Junik, near the border with Albania, was the organisational, logistical and weapons distribution centre for the KLA, which is fighting for independence from Serbia.

The Yugoslav news agency Tanjug announced the fall of Junik, 50 miles west of the regional capital Pristina, after almost two weeks under siege. The report said KLA fighters tried to escape to Albania but were blocked by Serb army border guards and had "dispersed" into mountain forests.

Serbian reporters who got into Junik said up to 1,000 Kosovo fighters were believed to have been based there, with several hundred civilians.
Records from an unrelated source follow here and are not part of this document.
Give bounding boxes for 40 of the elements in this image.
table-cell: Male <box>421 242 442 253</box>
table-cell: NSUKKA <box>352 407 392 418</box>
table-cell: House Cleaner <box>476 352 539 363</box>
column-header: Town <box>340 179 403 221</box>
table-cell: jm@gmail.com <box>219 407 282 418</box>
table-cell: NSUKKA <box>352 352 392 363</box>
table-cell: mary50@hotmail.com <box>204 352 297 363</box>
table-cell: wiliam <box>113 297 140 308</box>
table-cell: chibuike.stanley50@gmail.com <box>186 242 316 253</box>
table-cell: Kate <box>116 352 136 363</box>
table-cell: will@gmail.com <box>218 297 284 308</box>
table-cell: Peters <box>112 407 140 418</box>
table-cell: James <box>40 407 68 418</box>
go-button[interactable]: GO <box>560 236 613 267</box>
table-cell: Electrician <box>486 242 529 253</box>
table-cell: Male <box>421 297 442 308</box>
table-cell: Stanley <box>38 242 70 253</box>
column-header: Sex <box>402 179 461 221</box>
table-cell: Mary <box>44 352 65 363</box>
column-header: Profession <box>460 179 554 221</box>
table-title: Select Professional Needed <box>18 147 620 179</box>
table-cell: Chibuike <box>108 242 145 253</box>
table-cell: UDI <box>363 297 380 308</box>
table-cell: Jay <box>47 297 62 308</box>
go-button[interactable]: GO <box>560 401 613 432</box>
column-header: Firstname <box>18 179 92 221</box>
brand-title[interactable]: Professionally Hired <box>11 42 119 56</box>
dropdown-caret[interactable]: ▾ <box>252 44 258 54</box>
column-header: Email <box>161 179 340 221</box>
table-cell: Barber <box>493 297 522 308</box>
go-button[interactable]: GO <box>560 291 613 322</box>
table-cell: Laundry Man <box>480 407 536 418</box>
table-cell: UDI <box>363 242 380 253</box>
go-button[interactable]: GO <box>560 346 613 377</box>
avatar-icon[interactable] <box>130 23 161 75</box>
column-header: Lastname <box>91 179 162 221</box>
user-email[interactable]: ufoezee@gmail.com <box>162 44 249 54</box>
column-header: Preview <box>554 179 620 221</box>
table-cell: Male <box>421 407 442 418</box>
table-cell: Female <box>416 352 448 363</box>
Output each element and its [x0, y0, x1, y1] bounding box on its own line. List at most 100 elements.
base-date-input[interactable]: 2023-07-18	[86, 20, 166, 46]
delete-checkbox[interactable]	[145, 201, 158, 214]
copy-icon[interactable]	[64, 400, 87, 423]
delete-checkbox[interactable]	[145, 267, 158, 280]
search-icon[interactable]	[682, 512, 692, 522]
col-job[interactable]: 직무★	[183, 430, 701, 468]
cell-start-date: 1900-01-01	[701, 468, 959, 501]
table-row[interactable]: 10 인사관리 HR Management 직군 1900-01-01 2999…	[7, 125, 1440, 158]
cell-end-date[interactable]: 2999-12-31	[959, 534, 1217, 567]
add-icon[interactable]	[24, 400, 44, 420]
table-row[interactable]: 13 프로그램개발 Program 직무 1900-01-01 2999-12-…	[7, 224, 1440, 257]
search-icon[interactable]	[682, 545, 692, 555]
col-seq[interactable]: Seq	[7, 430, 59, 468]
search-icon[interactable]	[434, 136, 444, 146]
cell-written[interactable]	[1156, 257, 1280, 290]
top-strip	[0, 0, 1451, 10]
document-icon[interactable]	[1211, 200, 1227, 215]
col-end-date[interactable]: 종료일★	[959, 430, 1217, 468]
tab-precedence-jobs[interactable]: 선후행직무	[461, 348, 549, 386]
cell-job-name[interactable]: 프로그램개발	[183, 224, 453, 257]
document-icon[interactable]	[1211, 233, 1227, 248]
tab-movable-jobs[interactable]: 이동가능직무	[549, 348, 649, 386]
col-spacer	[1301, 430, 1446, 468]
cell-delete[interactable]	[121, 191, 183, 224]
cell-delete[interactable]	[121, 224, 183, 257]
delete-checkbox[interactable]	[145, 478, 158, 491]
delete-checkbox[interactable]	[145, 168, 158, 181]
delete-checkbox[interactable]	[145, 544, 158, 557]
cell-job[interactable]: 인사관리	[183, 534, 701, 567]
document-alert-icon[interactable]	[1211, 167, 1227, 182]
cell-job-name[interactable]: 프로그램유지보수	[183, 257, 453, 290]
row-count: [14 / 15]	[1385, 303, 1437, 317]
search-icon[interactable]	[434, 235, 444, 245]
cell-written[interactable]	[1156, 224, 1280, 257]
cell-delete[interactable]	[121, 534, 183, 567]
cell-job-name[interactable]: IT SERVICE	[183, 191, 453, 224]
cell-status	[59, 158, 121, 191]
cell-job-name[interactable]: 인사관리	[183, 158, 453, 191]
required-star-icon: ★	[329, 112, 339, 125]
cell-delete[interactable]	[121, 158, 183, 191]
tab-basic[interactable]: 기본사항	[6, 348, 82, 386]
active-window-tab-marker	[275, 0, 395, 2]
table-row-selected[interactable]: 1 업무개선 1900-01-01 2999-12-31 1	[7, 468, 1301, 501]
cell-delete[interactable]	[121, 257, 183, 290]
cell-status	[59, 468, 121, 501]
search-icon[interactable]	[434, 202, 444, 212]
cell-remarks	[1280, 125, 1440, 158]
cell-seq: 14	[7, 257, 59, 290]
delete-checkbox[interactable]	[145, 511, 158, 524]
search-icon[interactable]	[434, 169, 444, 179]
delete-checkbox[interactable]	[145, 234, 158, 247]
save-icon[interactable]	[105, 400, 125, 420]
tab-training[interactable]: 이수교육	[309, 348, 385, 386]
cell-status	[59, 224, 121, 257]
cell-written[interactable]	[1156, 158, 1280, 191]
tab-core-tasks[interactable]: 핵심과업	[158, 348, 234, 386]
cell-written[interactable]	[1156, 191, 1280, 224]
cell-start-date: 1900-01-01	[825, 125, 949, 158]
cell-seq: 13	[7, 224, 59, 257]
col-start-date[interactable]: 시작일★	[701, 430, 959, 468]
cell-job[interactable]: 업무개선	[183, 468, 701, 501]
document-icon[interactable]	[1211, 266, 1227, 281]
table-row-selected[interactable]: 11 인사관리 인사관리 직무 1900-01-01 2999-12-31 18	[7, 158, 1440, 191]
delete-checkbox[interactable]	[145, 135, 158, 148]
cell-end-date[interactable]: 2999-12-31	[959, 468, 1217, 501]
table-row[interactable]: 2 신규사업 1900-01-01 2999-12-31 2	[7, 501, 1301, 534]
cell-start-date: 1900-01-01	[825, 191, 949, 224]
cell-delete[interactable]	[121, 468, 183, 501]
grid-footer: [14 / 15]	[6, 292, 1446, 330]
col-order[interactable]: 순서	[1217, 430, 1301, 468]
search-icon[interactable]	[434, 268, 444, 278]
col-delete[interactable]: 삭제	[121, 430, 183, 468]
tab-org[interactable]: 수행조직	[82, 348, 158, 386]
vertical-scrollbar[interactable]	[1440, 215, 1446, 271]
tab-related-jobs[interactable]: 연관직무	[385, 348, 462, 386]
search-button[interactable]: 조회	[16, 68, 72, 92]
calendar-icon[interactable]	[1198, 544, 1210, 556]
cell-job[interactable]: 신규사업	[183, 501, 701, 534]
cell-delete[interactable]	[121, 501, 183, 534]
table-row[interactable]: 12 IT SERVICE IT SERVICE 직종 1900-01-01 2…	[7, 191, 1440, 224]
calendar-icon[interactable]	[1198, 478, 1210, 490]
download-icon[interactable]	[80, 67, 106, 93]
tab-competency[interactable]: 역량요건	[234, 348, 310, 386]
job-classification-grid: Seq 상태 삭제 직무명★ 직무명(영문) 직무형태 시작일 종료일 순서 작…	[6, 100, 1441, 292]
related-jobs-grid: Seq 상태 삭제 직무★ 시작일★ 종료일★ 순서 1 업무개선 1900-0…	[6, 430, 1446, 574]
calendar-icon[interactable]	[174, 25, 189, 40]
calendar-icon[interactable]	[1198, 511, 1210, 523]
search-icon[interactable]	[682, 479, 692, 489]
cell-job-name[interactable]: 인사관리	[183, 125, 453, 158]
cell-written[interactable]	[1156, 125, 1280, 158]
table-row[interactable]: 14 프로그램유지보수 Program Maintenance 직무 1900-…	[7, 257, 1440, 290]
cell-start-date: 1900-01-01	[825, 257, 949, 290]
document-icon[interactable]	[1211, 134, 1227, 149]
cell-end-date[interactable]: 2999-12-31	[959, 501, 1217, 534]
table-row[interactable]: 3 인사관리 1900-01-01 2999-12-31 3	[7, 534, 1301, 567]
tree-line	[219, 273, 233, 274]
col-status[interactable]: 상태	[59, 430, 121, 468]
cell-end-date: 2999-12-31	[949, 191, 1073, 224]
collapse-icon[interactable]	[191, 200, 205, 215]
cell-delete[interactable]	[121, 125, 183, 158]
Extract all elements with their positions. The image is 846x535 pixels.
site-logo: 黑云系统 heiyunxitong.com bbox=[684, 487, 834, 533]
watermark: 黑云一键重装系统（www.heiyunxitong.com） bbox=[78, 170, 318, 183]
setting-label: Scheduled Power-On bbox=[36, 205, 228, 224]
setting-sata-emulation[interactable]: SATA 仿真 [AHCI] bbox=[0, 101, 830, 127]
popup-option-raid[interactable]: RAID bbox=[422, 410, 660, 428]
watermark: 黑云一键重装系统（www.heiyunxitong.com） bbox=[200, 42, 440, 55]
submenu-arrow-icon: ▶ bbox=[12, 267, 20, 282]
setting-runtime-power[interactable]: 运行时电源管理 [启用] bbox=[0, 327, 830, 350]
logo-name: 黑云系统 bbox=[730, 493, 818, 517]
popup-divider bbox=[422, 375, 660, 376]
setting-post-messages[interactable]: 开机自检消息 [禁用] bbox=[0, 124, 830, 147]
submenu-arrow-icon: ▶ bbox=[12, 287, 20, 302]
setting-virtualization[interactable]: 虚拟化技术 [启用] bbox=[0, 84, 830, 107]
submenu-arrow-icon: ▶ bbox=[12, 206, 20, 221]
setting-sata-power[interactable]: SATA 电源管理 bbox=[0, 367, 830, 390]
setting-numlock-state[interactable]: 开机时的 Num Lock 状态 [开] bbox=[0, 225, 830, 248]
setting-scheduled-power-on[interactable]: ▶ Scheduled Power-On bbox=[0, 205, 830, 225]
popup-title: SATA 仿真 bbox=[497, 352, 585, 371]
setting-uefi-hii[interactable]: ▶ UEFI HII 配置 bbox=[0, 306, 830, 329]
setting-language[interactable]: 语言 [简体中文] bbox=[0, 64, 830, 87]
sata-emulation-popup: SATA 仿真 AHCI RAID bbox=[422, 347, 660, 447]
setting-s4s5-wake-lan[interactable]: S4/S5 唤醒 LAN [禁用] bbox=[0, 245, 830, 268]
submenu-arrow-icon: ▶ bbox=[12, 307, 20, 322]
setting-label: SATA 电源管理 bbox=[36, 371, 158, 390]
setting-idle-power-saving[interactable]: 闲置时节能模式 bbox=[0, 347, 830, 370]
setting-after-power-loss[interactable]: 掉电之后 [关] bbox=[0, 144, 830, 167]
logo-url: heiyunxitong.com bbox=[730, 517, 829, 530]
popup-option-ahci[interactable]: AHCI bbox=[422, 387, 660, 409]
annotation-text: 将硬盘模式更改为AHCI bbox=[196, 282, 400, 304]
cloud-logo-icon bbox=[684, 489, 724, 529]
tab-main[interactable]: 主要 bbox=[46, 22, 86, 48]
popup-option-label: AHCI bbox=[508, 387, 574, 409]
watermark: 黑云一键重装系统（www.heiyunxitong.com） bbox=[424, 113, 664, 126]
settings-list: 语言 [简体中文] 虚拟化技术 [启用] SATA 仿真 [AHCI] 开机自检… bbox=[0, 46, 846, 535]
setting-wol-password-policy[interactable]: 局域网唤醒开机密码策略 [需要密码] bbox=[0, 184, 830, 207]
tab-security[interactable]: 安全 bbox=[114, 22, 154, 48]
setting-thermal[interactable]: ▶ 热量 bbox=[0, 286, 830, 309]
The village was allegedly deserted but not seriously damaged.

On the main road linking the towns of Pec and Decani, near Junik, a huge column of Yugoslav army tanks could be seen with triumphant soldiers sitting on top of their vehicles, giving the Serbs' traditional three- fingered salute.

For several weeks, government forces have been driving the KLA from one stronghold after another. Their gains, however, have proved difficult to maintain. Once the Serbs move out, the Albanian fighters, sometimes still in uniforms with KLA emblems, tend to move quickly back in.

Albanian sources in Pristina said that in spite of the recent defeats, the KLA would regroup, reorganise and continue the armed struggle against President Slobodan Milosevic's government in Belgrade. Kosovo's borders with Macedonia and Albania are lightly patrolled and weapons filter in from both countries.

The pro-Albanian Kosovo Information Centre claimed that fighting was continuing yesterday in Logja and heavy artillery had destroyed part of the village. Government forces were said to have attacked with tanks and helicopters.

"It's all a very alarming picture," said Kris Janowskia, a spokesman for the United Nations Commissioner for Refugees. He said they were concerned about reports of a Serb attack on woods around Decani, where about 20,000 displaced Kosovo Albanians were believed to be camped.

The latest Serb offensive quashed hopeful speculation that Western-mediated peace talks between Belgrade and Kosovo Albanian parties might begin this week.